それは、アースクリアの出身者であれば見慣れた存在。それは、これまで戦ってきた人の形をした紫色の変異体とも違う、人間ではなく、様々な生き物を媒体にした化け物たち。

『モンスター退治ならお手の物だよ! アースクリアでどれだけ倒してきたと思ってるの!』

無論、そのモンスターを討伐して強くなった者たちが、今更その相手を恐れるわけがなく、ラストリボルトを筆頭に、攻撃を仕掛けようとする。

『待て!』

だが、言いようのない嫌な予感を感じ取り、セイジは咄嗟に静止をかけた。

その直後、ラストリボルトのすぐ真横を魔力弾よりも早く、高い熱を秘めたまさしく光線と呼ぶにふさわしいエネルギーの塊が通り過ぎる。

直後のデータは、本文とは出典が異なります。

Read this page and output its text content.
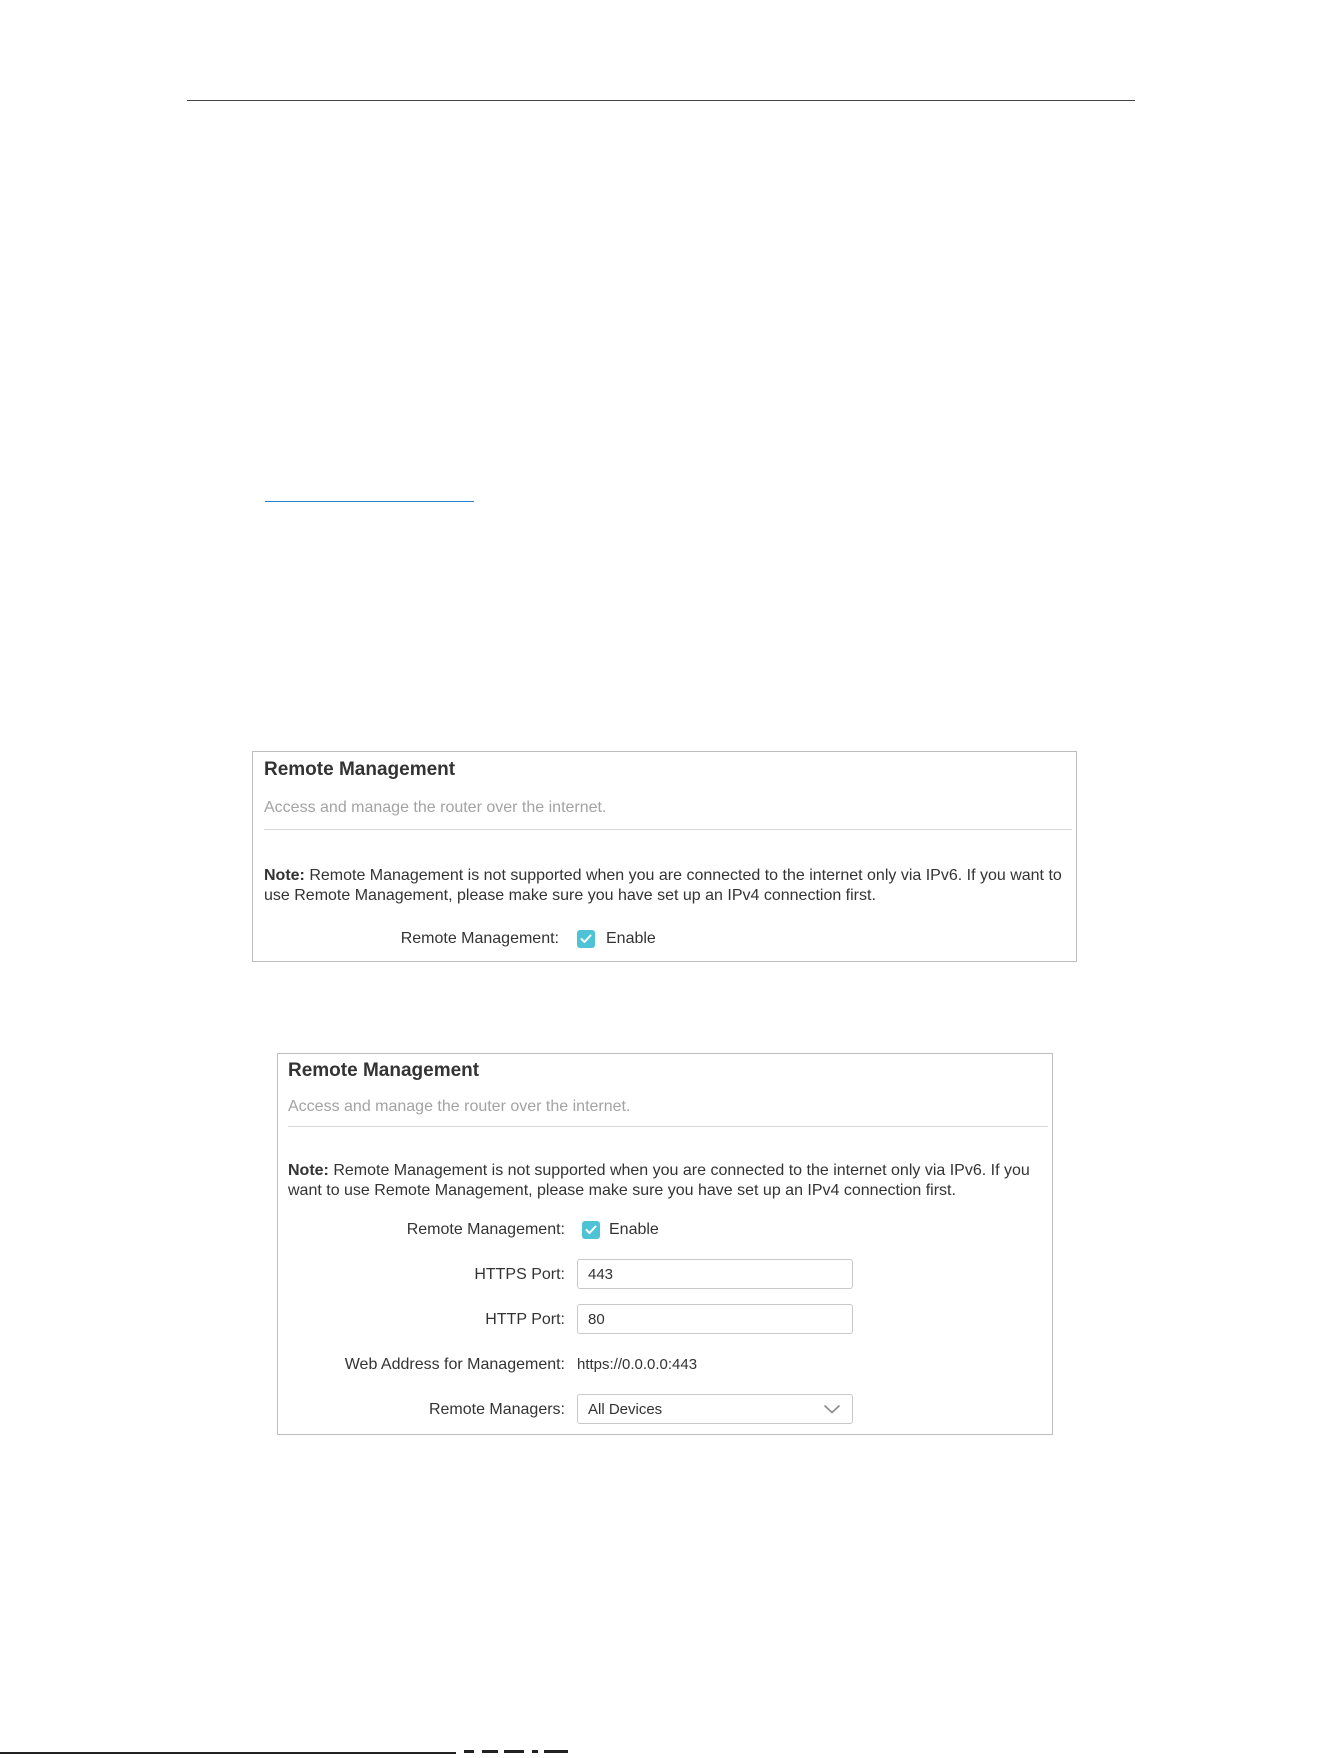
Remote Management
Access and manage the router over the internet.
Note: Remote Management is not supported when you are connected to the internet only via IPv6. If you want to use Remote Management, please make sure you have set up an IPv4 connection first.
Remote Management:	Enable
Remote Management
Access and manage the router over the internet.
Note: Remote Management is not supported when you are connected to the internet only via IPv6. If you want to use Remote Management, please make sure you have set up an IPv4 connection first.
Remote Management:	Enable
HTTPS Port:
443
HTTP Port:
80
Web Address for Management: https://0.0.0.0:443
Remote Managers: All Devices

セイジの静止を聞いて立ち止まらなければ、確実に命中しており、その時の悲惨な光景を思い浮かべて油機は額に汗を垂らす。

『気をつけろ……見たことのないのが混じっている』

そこにいたのは、太陽のように全身から炎を噴き出す謎の生命体。

虫ともドラゴンともとれる、過去のアースにいたどの生物の形状にも似ていない不気味な化け物。

その他にも、以前の戦いでは姿を見せなったセイジも見たことのないモンスターたちが現れた。

『まさか……アース以外の星で生み出したのか?』

デミスは、アースを襲う以前も存在しており、宇宙空間を徘徊していた。

アースと同じように被害にあった星が存在しても不思議ではなく、人類が変異体になってしまったように、そこで生み出された存在がいるのはおかしなことではない。

『前回の戦いは……出すまでもなかったということか? どうやらこっちも一筋縄ではいかないようだな……いつまで耐えられるか』

しかしそれは、出さざるを得ないくらいにデミスが追い込まれていることを証明していた。

新たに現れたモンスターが、どれほどの脅威なのかはわからなかったが、セイジは少しずつ、勝利へと向かって進んでいるのを実感し、不敵な笑みを浮かべる。

『來栖……頼んだぞ』

人生で、最も尊敬した軽蔑すべき男を信じて。